So, I’m sure you're all aware of the Google phishing scam. It, conveniently, presents a few key items that I would like to discuss.
What we know, as in what Google will tell us, is that the expedition did not represent an access of information. Rather, it merely gathered contacts and re-sent the phishing email for fake Google docs. Clearly, we need to discuss the key identifiers of how to protect yourself from similar attacks. The phishing emails were sent from (supposedly) firstname.lastname@example.org. Now if that doesn't look fishy, I don’t know what does. Regardless, people obviously opened it.
Another critical element is that the link the Google docs directed you to led to nothing more than a long chain of craziness, instead of a normal Google doc location. However, like most phishing, it appears to be from someone you know. So how can we protect ourselves?
Google installed several fixes within an hour. This shows great business practices for security on their side. We have to know that there is no one-size-fits-all for security, period. New breaches are happening every second, and we don’t always know the location, intent, or result of these attacks. What we can do is be mindful that we are no longer free-range users, and we have a personal responsibility to be aware of attacks, both at home and at work.
So, I'd like to help you learn the basics of looking for and recognizing phishing emails. First, and always, begin with being suspicious. Here are some ideas to help strengthen your Spidey senses:
- Report phishing emails to your IT team or personal email account providers. If they don’t know, they can't fix the issue. They may eventually find out, but think of this as your friendly Internet Watch program.
- Avoid attacks. NEVER give personal information unless you know why you are being asked for it, and are100% able to verify the email address. Make sure the email address actually matches the sender.
- Hover over links and verify if they are going to the correct location.
- Update your browser security settings.
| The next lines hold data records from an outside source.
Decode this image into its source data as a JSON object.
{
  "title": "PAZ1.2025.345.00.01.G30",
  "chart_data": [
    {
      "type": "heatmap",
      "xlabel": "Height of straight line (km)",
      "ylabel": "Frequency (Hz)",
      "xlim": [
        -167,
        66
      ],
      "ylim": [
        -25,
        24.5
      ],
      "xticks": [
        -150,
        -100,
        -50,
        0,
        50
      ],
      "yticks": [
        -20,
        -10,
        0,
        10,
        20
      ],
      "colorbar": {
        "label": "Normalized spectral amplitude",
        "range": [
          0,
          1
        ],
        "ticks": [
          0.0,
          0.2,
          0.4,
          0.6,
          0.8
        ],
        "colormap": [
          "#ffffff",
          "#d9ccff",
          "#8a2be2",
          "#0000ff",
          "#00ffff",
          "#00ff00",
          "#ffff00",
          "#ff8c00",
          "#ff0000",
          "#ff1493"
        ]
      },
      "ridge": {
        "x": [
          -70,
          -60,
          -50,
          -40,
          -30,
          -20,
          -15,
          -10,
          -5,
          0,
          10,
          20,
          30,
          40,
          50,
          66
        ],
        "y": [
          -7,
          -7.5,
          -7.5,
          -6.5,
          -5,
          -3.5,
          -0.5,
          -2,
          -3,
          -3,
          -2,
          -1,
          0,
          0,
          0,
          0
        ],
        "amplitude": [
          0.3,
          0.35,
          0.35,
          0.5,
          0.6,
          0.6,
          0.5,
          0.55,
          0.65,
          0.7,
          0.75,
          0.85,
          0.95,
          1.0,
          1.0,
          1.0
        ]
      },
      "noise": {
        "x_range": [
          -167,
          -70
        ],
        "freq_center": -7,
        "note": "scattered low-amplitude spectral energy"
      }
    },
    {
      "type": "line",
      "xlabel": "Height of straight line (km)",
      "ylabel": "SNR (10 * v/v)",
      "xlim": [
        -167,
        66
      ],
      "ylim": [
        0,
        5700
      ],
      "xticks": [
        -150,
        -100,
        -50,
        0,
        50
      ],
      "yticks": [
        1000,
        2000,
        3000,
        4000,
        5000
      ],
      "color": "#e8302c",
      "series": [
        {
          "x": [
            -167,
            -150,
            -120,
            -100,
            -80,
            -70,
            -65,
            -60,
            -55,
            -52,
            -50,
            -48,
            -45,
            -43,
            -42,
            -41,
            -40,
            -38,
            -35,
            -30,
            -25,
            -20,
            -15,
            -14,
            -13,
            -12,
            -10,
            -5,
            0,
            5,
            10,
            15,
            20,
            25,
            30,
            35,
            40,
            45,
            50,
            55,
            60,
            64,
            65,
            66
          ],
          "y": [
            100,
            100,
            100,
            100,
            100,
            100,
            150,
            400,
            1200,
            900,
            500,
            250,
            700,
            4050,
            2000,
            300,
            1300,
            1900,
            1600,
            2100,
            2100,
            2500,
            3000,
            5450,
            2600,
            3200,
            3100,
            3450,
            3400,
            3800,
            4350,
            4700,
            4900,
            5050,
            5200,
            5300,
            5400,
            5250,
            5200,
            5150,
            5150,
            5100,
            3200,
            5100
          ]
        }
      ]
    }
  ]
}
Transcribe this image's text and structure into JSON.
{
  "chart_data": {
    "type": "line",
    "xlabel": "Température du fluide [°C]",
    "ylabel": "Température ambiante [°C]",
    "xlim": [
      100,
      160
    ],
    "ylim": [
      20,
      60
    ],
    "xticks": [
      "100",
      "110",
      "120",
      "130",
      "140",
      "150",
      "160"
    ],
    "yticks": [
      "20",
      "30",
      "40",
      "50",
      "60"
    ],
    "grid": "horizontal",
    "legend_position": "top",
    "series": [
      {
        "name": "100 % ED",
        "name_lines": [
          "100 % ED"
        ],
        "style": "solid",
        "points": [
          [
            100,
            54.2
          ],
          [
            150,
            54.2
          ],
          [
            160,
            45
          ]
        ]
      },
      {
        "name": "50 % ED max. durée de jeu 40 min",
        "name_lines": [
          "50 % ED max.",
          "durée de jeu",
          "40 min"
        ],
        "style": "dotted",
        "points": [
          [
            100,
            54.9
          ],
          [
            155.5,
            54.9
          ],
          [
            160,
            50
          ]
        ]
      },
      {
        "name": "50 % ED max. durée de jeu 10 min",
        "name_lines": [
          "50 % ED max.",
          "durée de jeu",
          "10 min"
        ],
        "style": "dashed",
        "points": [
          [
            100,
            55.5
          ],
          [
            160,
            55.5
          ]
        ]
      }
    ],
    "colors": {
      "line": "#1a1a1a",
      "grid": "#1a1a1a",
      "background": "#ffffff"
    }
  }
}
Google released a fix for this and pushed it out within hours.
- Patch your devices -- including MOBILE! Android had an updated phishing release from Google within hours.
- Stop thinking of patches for your phone as a feature request.
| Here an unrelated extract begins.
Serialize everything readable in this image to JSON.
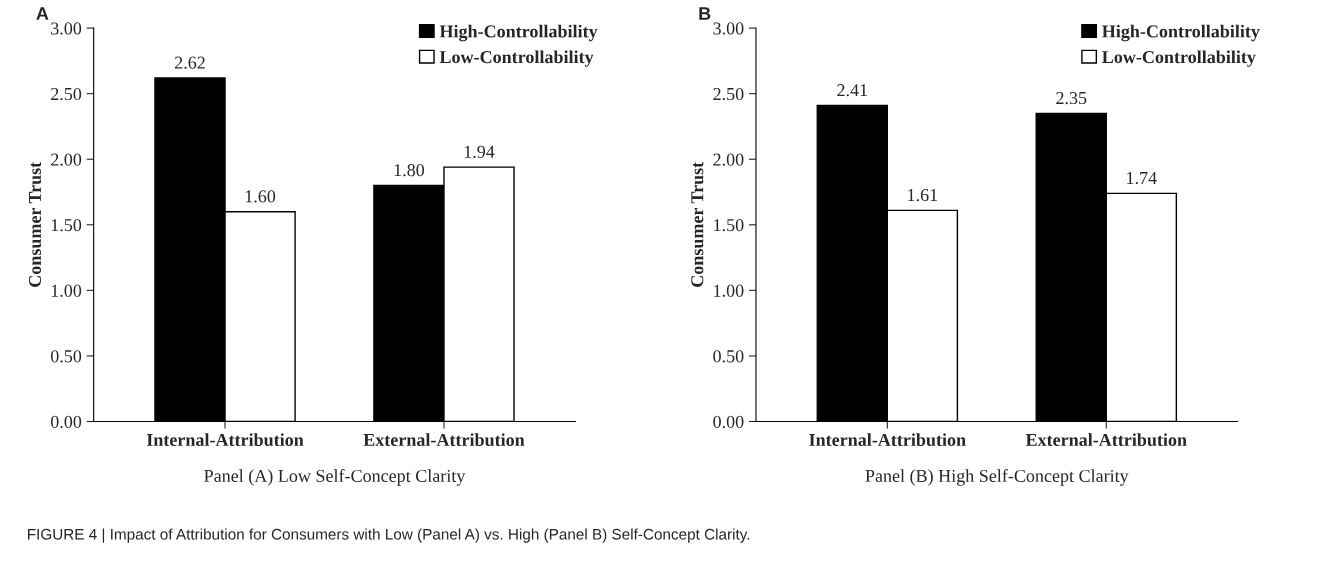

We can be our own cyber security eye in the sky! All it takes is motivation and time to be hacked, breached, or attacked, so we must be diligent and not let down our guards. Being vigilant is critical, as is proactively protecting ourselves at home and work by practicing a few simple practices.
And another thing: Let's stop sending out our SSIDs at home like a bat signal. There are little things we can do everywhere. Go big and implement MAC address filtering that will determine if anyone is trying to access your Wi-Fi big time. (Take it from someone who has four teenage daughters.)